Colette chanta tout un printemps, de plus belle, faussement. Libre, elle monta sur les planches, joua la pantomime, mena de music-hall en music-hall la vie hasardeuse et fatigante des comédiens en voyage. Willy s'était-il trompé ? La vagabonde se dispersait et elle le sentait. Elle avait besoin de chanter plus juste. Parfaire l'œuvre et se libérer du doute. Colette attendait la plainte qui lui révélerait sa voix. Un jour de printemps, elle entendit la voix d'un rossignol.
Publié en 1908, Les Vrilles de la vigne débute comme l'une de ces fables qui choisissent de mettre en texte des animaux pour brouiller un jeu trop humain. Mais à ce rendez-vous fabuleux, Colette a su se rendre comme à la naissance d'un jour nouveau. Elle était poète bien avant cette date, au point que Willy déjà, du temps de leur mariage, avait pu se demander s'il n'avait pas épousé «la dernière des lyriques». Willy avait vu juste. Il ne s'était trompé que sur le statut de la femme mariée. Le divorce et la parenthèse bohémienne soldèrent chez Colette les vaines angoisses et forgèrent un génie. Dans Les Vrilles de la vigne, les variations musicales atteignent leur acmé pathétique au bout d'une nuit de veille, à la pointe d'un nouveau jour sans homme sombre, en compagnie d'un rossignol, un véritable maître chanteur qui ne signera pas l'œuvre.
Or donc, un rossignol chantait toute la journée. Couché à sept heures, sept heures et demie, il faisait un somme jusqu'au lendemain. Une nuit de printemps, «le rossignol dormait debout sur un jeune sarment, le jabot en boule et la tête inclinée, comme avec un gracieux torticolis.» Le bel oiseau dormait et ne sentait pas pousser les cornes de la vigne, «ces vrilles cassantes et tenaces» qui poussèrent dru cette nuit-là et qui l'enserrèrent et le ligotèrent. Ailes impuissantes, pattes empêtrées de liens fourchus, le rossignol crut mourir. Il se débattit et se libéra de l'entrave acide et fraîche et jura de ne plus dormir la nuit.
Alors, toutes les nuits de printemps, le rossignol chanta pour se tenir éveillé, se rappelant que la vigne pousse, pousse, pousse…
Colette ne dort pas. Chaque nuit, elle voit le rossignol chanter sous la lune, mais lui ne la voit pas. Il est trop occupé à varier ses thèmes et enguirlander ses vocalises. Il fait tout bien, tout pour que le désir insupportable de le voir chanter ne la quitte pas. Toutes les nuits, Colette entend ce fou chantant, qui chante pour chanter de si belles choses qu'il ne sait plus ce qu'elles veulent dire. Mais elle, elle a de la mémoire. Elle entend encore, à travers le chant léger et cristallin, le son grave du premier chant naïf et effrayé du rossignol pris aux vrilles de la vigne. «Tant que la vigne pousse, pousse, pousse…
Je ne dormirai plus !
Tant que la vigne pousse, pousse, pousse…»
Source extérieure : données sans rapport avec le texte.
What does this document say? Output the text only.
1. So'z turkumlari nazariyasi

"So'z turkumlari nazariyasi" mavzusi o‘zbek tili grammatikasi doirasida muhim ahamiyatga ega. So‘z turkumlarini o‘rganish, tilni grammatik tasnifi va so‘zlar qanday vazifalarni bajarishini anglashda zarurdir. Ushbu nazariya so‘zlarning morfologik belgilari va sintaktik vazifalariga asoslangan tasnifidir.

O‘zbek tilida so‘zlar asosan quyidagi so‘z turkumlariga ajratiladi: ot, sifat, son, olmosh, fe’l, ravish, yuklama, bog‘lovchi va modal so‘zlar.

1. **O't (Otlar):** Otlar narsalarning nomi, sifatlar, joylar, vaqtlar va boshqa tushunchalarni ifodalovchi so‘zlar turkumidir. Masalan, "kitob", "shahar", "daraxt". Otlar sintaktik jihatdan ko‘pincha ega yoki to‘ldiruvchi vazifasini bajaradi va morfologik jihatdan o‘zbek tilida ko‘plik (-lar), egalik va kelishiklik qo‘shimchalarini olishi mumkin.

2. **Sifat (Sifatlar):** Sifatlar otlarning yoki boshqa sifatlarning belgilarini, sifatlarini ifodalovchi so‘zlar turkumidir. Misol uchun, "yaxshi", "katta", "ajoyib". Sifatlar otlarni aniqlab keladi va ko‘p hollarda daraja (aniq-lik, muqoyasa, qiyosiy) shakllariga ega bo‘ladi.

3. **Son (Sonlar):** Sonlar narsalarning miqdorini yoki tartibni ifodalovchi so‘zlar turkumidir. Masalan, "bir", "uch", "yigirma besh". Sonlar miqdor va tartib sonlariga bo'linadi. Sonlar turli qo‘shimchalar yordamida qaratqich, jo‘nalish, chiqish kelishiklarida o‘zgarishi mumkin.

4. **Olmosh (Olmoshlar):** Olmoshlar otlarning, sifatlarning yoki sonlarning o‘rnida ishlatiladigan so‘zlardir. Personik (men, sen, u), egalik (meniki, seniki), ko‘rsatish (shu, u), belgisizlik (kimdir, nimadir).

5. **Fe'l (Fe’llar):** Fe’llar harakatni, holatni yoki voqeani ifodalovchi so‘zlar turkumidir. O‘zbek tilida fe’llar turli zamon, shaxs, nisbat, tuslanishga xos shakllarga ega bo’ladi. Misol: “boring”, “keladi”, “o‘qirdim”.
Colette a fini par entendre le chant de ses vingt ans pris dans les liens tenaces, cassants, d'un printemps heureux et sans défiance. En ce temps-là, elle dormait d'un somme innocent et tranquille. Et puis, un jour, une nuit, le jeune auteur d'une Claudine effrayée a senti des fils tors qui déjà tenaient à sa chair. Colette a sursauté et elle a fui. Pendant un temps, quand la nuit venait, elle chassait la torpeur de ses paupières, craignant de nouvelles vrilles de la vigne, jetant tout haut une plainte qu'elle écoute à jamais. La plainte de sa voix d'or. Depuis, elle reste éveillée la nuit, se défendant toute seule contre «le printemps menteur où fleurit la vigne crochue». Toute seule, Colette reste éveillée. Elle ne connaît plus le somme heureux, mais elle ne craint plus les vrilles de la vigne. Le bonheur ? La femme rossignol a toujours dit qu'elle ne comprenait pas ce mot.